China has the potential to achieve another 20 years of 8 percent growth. By that time, China's per-capita income measured in purchasing power parity may reach about 50 percent of U.S. per-capita income.

 

Triple imbalances

Given the inevitable slowdown in exports to high-income countries in the coming years and the need to reduce trade surplus, it is only prudent and pragmatic to consider ways to rebalance the Chinese economy towards domestic demand. The shift towards domestic demand represents the first rebalancing.

A second form of rebalancing is a structural transformation to reduce income disparities. In spite of the general improvement of living standards, China has shifted from a relatively egalitarian society at the beginning of the reform and opening up in 1979 to a country with alarming income inequality. The Gini index reached 41.5 in 2005, approaching the level of Latin American countries. The widening of disparity may threaten social stability and hinder economic growth.

A third form of rebalancing is overlooked by macroeconomists. China's extraordinary growth has come with almost inevitable environmental costs. There is the need to rebalance short-term growth with long-term environmental sustainability.

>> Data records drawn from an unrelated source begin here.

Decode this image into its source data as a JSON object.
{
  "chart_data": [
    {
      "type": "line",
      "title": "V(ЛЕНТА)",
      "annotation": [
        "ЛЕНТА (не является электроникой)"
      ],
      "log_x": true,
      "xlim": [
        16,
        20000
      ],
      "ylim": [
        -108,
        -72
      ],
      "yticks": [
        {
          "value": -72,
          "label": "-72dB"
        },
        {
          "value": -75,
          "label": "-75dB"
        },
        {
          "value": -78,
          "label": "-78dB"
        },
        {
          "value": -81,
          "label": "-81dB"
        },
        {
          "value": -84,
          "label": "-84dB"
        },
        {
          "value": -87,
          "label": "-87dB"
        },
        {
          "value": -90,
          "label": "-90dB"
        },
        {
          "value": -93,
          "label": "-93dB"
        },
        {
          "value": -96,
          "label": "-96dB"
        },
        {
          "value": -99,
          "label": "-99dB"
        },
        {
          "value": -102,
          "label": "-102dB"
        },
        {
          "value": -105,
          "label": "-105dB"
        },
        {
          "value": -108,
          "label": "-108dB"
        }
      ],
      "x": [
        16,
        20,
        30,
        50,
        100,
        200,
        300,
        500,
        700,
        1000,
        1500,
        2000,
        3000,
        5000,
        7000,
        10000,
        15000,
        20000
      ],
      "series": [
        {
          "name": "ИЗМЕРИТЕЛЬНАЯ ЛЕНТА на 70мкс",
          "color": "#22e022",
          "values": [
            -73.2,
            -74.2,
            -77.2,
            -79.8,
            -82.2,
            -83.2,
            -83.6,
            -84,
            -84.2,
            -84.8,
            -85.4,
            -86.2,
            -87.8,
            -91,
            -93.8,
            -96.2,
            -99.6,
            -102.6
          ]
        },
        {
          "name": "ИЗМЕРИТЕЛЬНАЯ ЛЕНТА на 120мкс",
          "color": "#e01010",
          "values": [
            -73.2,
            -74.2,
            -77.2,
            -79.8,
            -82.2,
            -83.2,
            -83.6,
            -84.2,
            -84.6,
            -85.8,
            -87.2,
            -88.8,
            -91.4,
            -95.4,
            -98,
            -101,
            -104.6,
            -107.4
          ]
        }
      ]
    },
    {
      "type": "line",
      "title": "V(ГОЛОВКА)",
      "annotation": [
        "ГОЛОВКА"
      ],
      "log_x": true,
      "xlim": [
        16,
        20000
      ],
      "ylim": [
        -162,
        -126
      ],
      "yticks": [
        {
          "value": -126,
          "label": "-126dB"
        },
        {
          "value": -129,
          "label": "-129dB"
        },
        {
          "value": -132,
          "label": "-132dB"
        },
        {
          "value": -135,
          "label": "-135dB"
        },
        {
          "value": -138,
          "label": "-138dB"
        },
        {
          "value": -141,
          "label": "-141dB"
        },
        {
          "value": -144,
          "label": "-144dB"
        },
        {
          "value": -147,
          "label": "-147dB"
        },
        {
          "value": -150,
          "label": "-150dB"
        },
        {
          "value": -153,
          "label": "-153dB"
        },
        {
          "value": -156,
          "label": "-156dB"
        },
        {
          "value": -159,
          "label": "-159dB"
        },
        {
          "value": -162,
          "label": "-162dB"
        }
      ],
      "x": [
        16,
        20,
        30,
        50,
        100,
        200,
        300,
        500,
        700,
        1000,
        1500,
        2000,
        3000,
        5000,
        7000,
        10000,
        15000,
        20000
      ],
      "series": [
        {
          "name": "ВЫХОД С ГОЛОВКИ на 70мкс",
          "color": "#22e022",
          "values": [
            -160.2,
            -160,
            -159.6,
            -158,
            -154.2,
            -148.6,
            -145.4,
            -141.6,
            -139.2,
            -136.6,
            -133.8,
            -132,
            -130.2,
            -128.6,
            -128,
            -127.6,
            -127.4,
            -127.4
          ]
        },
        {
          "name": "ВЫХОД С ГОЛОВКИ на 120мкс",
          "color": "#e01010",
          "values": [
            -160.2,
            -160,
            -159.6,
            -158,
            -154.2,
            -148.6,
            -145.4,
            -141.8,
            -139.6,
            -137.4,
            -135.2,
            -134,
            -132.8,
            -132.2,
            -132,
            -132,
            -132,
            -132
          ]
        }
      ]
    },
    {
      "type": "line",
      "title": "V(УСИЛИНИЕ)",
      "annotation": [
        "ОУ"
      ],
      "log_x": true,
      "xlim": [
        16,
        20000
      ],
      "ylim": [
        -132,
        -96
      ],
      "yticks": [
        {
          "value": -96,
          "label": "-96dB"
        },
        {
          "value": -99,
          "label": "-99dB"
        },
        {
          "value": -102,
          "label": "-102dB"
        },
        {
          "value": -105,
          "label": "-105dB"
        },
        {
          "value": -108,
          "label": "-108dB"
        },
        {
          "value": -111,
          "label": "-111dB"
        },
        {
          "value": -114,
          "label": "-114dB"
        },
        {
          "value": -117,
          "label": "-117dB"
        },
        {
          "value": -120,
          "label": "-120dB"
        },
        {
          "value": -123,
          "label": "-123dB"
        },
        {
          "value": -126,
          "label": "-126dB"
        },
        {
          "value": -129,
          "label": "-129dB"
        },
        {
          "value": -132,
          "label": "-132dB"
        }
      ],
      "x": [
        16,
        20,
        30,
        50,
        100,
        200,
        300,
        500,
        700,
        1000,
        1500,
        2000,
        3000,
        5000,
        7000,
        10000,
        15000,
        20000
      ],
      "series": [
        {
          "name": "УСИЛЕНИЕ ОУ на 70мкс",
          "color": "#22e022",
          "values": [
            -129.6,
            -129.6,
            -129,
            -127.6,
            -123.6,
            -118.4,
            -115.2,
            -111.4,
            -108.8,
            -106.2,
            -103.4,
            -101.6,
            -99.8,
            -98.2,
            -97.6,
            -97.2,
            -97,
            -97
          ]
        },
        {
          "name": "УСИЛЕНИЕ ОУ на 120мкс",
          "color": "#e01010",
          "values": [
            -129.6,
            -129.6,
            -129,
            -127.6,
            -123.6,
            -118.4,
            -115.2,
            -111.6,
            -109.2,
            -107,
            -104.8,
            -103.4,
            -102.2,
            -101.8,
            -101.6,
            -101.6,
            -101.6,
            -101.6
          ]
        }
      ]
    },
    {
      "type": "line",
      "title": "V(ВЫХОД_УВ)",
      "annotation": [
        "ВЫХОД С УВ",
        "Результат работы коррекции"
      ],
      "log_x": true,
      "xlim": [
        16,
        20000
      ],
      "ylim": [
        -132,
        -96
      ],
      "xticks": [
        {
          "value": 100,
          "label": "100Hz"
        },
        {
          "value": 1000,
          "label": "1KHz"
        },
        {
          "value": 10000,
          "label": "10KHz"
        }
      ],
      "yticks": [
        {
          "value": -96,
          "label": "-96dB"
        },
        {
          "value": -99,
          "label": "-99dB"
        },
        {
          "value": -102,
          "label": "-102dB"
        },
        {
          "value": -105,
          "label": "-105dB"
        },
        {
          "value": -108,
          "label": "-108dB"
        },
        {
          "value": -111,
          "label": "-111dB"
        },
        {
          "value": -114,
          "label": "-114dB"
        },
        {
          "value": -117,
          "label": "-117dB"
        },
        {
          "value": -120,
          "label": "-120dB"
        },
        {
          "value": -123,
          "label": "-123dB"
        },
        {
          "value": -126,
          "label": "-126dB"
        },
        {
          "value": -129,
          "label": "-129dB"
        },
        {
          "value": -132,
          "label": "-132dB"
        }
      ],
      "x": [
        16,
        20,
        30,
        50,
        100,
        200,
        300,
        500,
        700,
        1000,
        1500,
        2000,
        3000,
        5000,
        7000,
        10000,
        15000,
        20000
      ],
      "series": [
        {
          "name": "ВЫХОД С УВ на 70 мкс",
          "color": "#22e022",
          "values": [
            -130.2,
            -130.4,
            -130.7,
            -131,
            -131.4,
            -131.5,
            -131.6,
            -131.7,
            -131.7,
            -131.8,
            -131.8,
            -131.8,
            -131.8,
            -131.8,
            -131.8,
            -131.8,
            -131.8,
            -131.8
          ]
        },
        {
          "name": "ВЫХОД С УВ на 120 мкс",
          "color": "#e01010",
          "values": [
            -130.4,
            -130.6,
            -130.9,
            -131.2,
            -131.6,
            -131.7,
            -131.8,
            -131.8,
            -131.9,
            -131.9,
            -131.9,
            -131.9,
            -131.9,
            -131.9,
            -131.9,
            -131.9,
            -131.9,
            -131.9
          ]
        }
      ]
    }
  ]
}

Specifically, we are referring to the distribution of income between the households on aggregate and the corporate sector (essentially the functional distribution of income) and the distribution of income across households (or size distribution of income). We know from the national accounts and from industry data that a large share of Chinese national income accrues to large corporations and an increasing share of income accrues to rich people. Both groups have higher propensities to save than middle- and low-income households.

Shifting more income toward workers can rebalance income between rich and poor and between the corporate sector and households. This redistribution would also reduce external imbalances.